A small, 5-pointed yellow star 2023

Over the past three years, it has become clear that health affects everything from our families and communities to the global economy, education, and more. The COVID-19 pandemic response introduced critical health innovations and laid out a path for future innovations in diagnostic testing, telemedicine, patient education, data standards, and health technology. In spite of these advances, many challenges remain, and a great deal of work needs to be done in order to ensure that our communities – and the entire healthcare ecosystem – are empowered with data and technology to be as effective as possible in the face of health threats. This TOP sprint, led by the U.S. Food and Drug Administration (FDA) in collaboration with the U.S. Census Bureau, aims to tackle four challenges that center on improving the quality and utility of diagnostic data – from tests used anywhere – to improve health. Through the development of digital products and tools, teams in this sprint will strengthen the healthcare ecosystem’s ability to ensure the best possible care for patients and communities.

Problem Statement

Empowering Consumers (Patients) Through Knowledge of Privacy and Security Regarding Their Health Data

Challenge:

New modes of testing and care delivery rely in part on patients to input and share health data to provide a complete picture to those using population-level data. Yet patients may have questions and concerns regarding the safety, security, and utility of sharing their health information. We challenge sprint teams to create tools and digital resources that increase clarity, transparency, and autonomy regarding health privacy and security in order to empower patients to understand, own, use, and voluntarily share diagnostic data with greater confidence.

Agency

U.S. Food and Drug Administration (FDA)

Target Audience

Patients/consumers; health and patient advocacy organizations; healthcare providers; consumer protection organizations.

Problem Statement

Capturing Harmonized Data from In Vitro Diagnostics (IVDs)

Challenge:

In vitro diagnostic (IVD) tests, such as SARS-CoV-2 or COVID-19 tests, are critical data sources for the healthcare ecosystem.
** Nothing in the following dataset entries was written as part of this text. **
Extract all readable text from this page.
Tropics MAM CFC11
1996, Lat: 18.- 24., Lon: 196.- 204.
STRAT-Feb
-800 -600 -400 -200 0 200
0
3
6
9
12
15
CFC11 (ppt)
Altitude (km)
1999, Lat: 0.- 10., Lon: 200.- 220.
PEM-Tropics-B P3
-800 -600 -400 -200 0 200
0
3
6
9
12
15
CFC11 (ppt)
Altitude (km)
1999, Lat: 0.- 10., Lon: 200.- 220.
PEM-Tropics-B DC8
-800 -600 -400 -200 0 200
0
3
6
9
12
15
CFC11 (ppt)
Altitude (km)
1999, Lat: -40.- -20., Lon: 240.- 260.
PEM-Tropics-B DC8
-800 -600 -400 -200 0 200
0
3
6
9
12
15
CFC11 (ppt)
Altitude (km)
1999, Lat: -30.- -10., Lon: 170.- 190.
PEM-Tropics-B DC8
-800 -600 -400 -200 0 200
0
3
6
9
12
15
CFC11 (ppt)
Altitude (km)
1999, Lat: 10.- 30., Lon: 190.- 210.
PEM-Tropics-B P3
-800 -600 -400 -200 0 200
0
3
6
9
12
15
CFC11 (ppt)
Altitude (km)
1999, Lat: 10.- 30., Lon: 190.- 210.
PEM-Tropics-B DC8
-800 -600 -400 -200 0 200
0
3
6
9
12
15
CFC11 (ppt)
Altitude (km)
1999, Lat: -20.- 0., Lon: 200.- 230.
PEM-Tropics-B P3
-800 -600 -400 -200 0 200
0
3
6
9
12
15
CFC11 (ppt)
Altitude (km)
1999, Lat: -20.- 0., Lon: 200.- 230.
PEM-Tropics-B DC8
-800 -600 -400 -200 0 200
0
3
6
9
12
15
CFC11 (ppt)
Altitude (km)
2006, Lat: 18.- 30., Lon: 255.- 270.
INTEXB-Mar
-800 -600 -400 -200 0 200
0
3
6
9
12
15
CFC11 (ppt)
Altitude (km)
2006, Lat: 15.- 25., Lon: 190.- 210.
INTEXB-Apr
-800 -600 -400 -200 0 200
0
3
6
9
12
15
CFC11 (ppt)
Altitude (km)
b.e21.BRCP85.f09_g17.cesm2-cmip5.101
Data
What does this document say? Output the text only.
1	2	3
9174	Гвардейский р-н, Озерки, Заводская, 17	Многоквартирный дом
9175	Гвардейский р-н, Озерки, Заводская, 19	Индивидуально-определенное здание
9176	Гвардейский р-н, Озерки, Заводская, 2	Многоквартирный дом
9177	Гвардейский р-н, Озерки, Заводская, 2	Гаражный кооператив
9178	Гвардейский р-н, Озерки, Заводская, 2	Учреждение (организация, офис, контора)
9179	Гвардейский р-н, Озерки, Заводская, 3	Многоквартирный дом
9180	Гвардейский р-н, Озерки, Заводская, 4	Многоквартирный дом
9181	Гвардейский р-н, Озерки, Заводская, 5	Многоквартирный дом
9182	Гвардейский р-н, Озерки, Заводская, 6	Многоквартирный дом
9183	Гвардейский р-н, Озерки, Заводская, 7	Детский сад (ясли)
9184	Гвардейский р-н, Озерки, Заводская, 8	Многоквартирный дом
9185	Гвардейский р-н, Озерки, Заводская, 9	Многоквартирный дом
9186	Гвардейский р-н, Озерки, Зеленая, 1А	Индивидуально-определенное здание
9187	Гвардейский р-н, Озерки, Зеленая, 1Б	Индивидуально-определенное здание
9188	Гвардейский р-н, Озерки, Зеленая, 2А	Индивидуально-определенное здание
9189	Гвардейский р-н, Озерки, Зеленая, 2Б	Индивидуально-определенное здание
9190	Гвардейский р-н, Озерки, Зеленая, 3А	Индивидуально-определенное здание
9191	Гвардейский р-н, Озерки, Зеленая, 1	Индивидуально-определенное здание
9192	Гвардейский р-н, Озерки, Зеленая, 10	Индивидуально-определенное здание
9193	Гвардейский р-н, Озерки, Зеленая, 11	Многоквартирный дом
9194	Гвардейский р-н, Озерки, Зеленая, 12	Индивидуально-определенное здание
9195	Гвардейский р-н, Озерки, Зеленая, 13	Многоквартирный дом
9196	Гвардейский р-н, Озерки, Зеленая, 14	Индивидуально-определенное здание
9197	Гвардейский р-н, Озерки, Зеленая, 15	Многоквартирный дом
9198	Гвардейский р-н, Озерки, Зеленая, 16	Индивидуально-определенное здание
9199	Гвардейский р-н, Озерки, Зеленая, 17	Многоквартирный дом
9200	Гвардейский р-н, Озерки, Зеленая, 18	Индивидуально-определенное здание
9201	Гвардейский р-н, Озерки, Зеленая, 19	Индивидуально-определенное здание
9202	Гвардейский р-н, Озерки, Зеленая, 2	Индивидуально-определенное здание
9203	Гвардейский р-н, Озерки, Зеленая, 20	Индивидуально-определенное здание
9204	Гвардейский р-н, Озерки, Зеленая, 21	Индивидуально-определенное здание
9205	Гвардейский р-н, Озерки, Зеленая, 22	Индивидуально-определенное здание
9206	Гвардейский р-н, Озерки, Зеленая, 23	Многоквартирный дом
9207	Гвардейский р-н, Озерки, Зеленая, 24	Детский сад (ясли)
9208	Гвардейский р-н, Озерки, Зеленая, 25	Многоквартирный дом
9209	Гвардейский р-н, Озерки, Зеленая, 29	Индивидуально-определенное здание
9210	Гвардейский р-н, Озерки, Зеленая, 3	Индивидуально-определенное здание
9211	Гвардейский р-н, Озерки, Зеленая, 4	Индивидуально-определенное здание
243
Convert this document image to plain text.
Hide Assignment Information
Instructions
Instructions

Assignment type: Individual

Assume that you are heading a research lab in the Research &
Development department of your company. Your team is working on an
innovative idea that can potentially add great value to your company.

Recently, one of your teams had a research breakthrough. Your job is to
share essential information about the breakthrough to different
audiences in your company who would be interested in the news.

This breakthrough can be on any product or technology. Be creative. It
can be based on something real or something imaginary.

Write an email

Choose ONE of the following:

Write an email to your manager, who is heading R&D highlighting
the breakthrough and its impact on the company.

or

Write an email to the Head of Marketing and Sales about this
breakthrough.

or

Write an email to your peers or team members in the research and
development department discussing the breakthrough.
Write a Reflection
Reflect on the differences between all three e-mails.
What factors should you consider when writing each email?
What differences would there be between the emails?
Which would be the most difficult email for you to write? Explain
But with the advent of new at-anywhere and non-lab based tests, capturing data these tests generate requires innovation and new digital technologies. We challenge teams to create tools that integrate emerging technologies, such as image capture and IoT, into IVD testing devices, to help easily capture and transmit this information, while doing so in accordance with best practice data standards.

Agency

U.S. Food and Drug Administration (FDA)

Target Audience

Test users (healthcare providers, caregivers, patients and the general public); test producers (test manufacturers, pharmacies); and those utilizing the resulting data (federal, state, and local public health agencies).

Problem Statement

Advancing Health Data Aggregation for Improved Patient Care

Challenge:

Create tools that help harmonize and aggregate diagnostic data with other information, such as data on chronic disease and social determinants of health (SDOH), to power analytics for individuals and populations. These tools should adopt Fast Healthcare Interoperability Resources (FHIR) standards for exchanging electronic health data across information systems to ensure that diagnostic data is fully integrated into medical records and public health systems.

Agency

U.S. Food and Drug Administration (FDA)

Target Audience

Community health workers; healthcare providers; academics and researchers analyzing population health and community health interventions; public health agencies.

Problem Statement

Enabling the Use of Diagnostic Testing with Telehealth Platforms

Challenge:

Create tools and leverage existing platforms and technologies to ensure that diagnostic testing and telemedicine are integrated. This will help to maximize the clinical utility of expanded access to diagnostic tests by ensuring that patients and physicians can quickly use test results to inform clinical care and treatment plans.

Agency

U.S. Food and Drug Administration (FDA)

Target Audience

Telehealth companies and telemedicine healthcare providers; pharmacies; healthcare delivery organizations; patients.